I get most of my news from Twitter, and ever since the closing arguments were made on the State of Florida vs. George Zimmerman case on Thursday, I would check my timeline periodically to see what the jury had decided. I decided to not watch coverage of the trail, I read some articles, and that was plenty for me.
Not that I didn’t care about the outcome, I just had a feeling that whatever was decided, a lot of people were not going to be satisfied.
So I waited.
I was on my way home when I read that Zimmerman was found not guilty on all charges. I was upset, yet not surprised. I have a way of hoping for the best while still expecting the worst. I texted and even called a friend to let them know. And of course, my Twitter timeline exploded with all kinds of reactions; I even saw happy ones. Some people tweeted things like “#KillZimmerman”, and others kept tweeting how much they hated Florida and how bad they felt for Trayvon Martin’s family.
All of these thoughts did not surprise me either, because for me, the average person is not so hard to predict when something of this magnitude happens.
I am Black, and I am not American. I obviously have had experiences of people who have looked at me funny, have asked questions about my race, and have changed seats, inched away from me. However, I have never been physically or overtly abused for my race, at least not yet. Maybe because I am female, and I’m not always looking at strangers anyways. I have laughed about racism with my non-white friends while growing up, and still do. It is just ridiculous.
Why I am bringing up racism is because this is what has fuelled many people to feel the way they did/do about this case. Be you for or against Trayvon, for or against George, or simply watching and reading what has unfolded and will unfold, you felt something. Maybe it was some form of relief. Or sadness, you felt your heart breaking. You felt scared in general, or specifically for how Black people, Black men, may be regarded in American society today. You may have lost whatever faith you had in the justice system.
It is a pity how race is still a huge factor when it comes to even the smallest things. It is so easy to bring up, and yet still so hard for many to deal with.

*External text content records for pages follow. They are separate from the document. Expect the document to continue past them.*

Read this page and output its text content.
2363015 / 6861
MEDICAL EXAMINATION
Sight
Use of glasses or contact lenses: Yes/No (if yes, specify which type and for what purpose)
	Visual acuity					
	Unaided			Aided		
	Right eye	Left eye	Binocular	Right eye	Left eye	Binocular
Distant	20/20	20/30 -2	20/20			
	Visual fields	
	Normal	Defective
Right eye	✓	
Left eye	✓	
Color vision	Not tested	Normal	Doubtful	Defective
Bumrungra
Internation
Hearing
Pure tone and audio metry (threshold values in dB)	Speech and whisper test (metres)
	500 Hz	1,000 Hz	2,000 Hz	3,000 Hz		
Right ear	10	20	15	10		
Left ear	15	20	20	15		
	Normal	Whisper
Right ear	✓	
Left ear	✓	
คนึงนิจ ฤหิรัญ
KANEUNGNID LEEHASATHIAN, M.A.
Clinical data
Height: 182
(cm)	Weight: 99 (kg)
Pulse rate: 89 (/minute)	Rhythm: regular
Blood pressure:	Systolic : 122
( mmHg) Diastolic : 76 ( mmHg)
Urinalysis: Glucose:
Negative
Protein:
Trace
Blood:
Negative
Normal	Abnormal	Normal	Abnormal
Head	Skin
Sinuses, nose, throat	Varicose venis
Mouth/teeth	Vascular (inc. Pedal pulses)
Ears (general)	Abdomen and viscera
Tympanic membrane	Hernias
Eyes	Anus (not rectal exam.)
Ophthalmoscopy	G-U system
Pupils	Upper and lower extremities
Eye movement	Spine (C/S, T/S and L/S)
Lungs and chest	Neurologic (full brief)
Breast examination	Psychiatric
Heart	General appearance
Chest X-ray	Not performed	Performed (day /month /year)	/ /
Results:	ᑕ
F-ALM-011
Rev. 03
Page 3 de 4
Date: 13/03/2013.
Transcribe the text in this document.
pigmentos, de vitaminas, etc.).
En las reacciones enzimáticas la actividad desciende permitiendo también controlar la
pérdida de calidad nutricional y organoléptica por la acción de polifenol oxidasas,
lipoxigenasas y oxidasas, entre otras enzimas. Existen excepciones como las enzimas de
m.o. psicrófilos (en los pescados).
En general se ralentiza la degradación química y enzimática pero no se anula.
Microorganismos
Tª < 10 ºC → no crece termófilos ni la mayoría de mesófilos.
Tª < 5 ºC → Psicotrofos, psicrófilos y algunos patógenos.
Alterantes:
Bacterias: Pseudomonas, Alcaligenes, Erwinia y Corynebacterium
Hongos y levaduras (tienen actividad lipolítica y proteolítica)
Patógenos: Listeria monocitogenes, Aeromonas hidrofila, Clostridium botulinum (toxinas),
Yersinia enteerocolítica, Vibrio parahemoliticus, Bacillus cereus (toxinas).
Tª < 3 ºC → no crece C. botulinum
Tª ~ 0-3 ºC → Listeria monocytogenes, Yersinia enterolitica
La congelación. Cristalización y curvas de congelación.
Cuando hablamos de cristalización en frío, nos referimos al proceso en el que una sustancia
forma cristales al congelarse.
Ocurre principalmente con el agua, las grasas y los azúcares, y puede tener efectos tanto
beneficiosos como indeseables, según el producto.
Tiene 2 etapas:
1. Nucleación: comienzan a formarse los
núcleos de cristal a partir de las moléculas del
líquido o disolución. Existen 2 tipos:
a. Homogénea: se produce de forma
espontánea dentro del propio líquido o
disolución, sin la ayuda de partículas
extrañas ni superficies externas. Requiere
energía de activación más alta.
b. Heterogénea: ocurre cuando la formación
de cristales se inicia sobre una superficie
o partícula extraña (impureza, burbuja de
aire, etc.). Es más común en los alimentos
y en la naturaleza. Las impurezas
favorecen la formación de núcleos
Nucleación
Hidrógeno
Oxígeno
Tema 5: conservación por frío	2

I still have much to learn about America and it’s history, people, and it’s laws, all of which are changing as I type this and when you read this later.
While this is seen as a setback, perhaps people should use the energy that I saw on my timeline last night to try to make positive changes so that this does not happen again to anyone, regardless of race, age, sex, social ranking, etc., among other things. However, I feel that is going to take a while, because most of that enthusiasm waned. Some of it has turned into hatred, hopelessness, fear, and maybe aggression, violence. If nothing incredible happens sooner or later, most are going to return to their mundane lives, and this case will probably be pushed into the furthest corners of their minds.
“‘No justice, no peace’ means just what it says. Whenever you are in a society or community anywhere, if there is not justice there’s not going to be peace. But it doesn’t mean there’s going to be violence.”
– Kojo Nantambu
Some of us will see how this all plays out. If you just look at the way the justice system works, this was a fair verdict. The only people who know exactly what happened that night were Martin and Zimmerman. One of them is dead. One could have told his story, and he chose not to testify, for whatever reason.
Best of luck to whoever was involved in the case, and may Trayvon Martin rest in peace.